В этом отношении совершенный ими труд уступал разве только их рвению. В глазах этого народа два только занятия отличали человека от скота и грека от варвара: интерес к общественным делам и изучение философии. Прочтите Платоновых ’’Феага” и ’’Протагора”, и вы увидите тот неослабный энтузиазм, с каким даже очень еще молодые люди стремятся к идеям сквозь тернии и шипы диалектики. Особенно поразительна склонность их к самой диалектике; они не скучают дальними ее обходами, они любят охоту не меньше добычи, самое путешествие – столько же, как и его цель. Грек еще более резонер, чем метафизик или ученый; ему нравятся тончайшие отличия, неуловимейший анализ; он готов изо всего выткать паутину[78]. Тут ловкость его превосходит все; найдет ли эта слишком сложная и мелкая сеть какое-нибудь теоретическое и практическое применение, до этого ему нет дела; он любуется уже тем, как тонкие ее нити переплетаются между собой в едва заметные симметрические клеточки. Здесь национальный недостаток всецело обличает национальное дарование. Греция – мать спорщиков, риторов и софистов. Нигде в другом крае вы не увидите группы значительных и популярных людей вместе, которые, подобно Горгиям, Протагорам и Полосам[79], учили бы со славой и успехом выдавать дурное за хорошее и так правдоподобно отстаивать нелепейшую вещь, как бы ни казалась она невероятной[80]. Греческие риторы ухитрились славить моровую язву, лихорадку, клопов, Полифема и Терсита; один греческий же философ уверял, что мудрец был бы счастлив, даже жарясь в медном быке Фалариса.
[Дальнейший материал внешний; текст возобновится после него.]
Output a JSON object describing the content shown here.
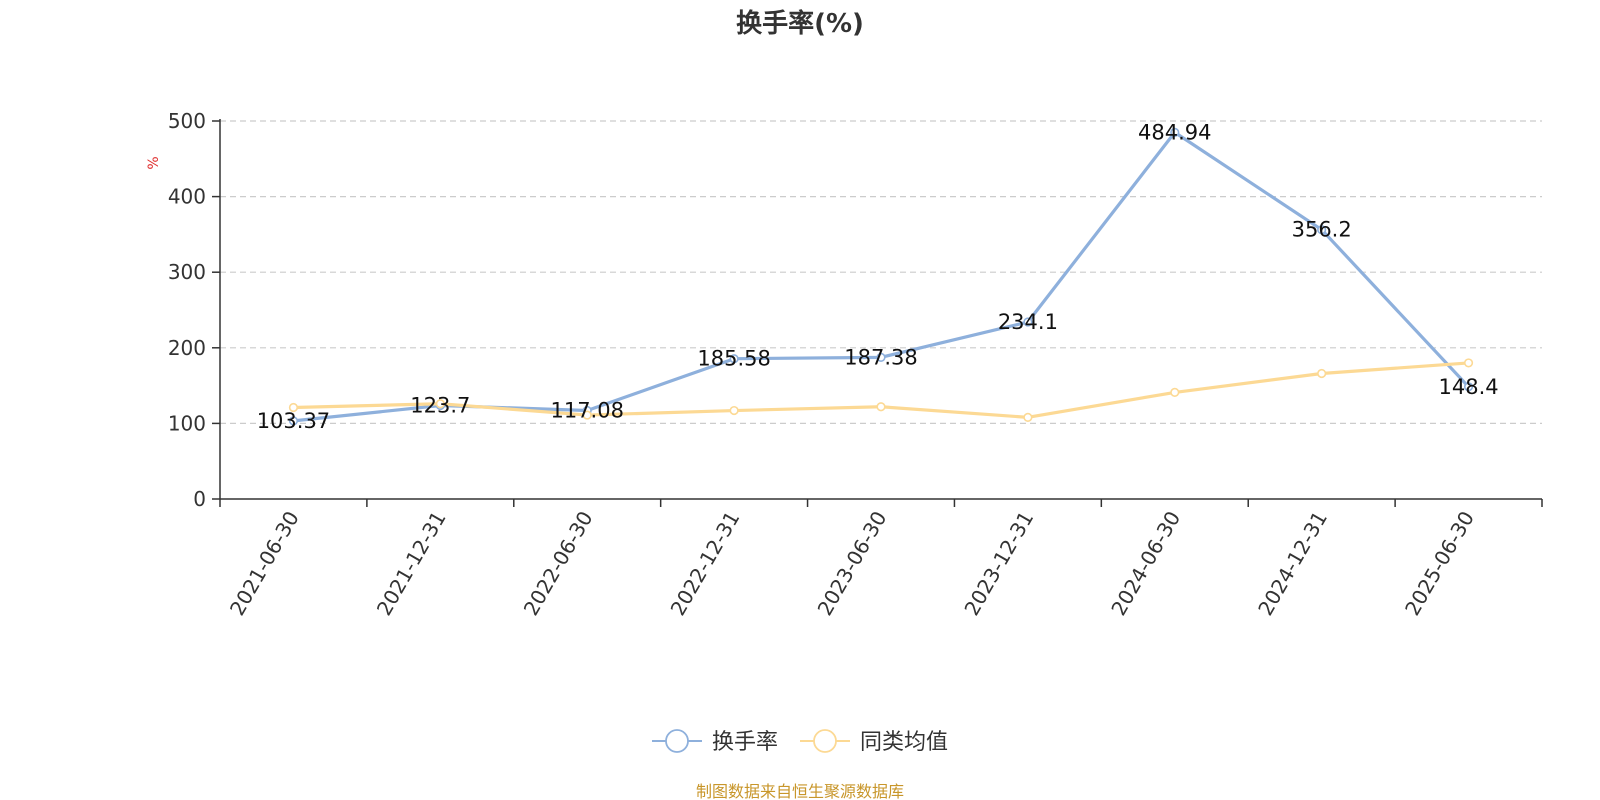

Нашлись школы, например школа Карнеада, защищавшие прямо противоположные тезисы; другие, подобно школе Энези-дема, старались доказать, что всякое положение так же истинно, как и обратное ему. В завещанном нам древностью наследии есть, между прочим, богатейший склад выводов и парадоксов; для утонченности эллинов было бы слишком мало простора, не вдавайся она точно так же в заблуждение, как и в истину.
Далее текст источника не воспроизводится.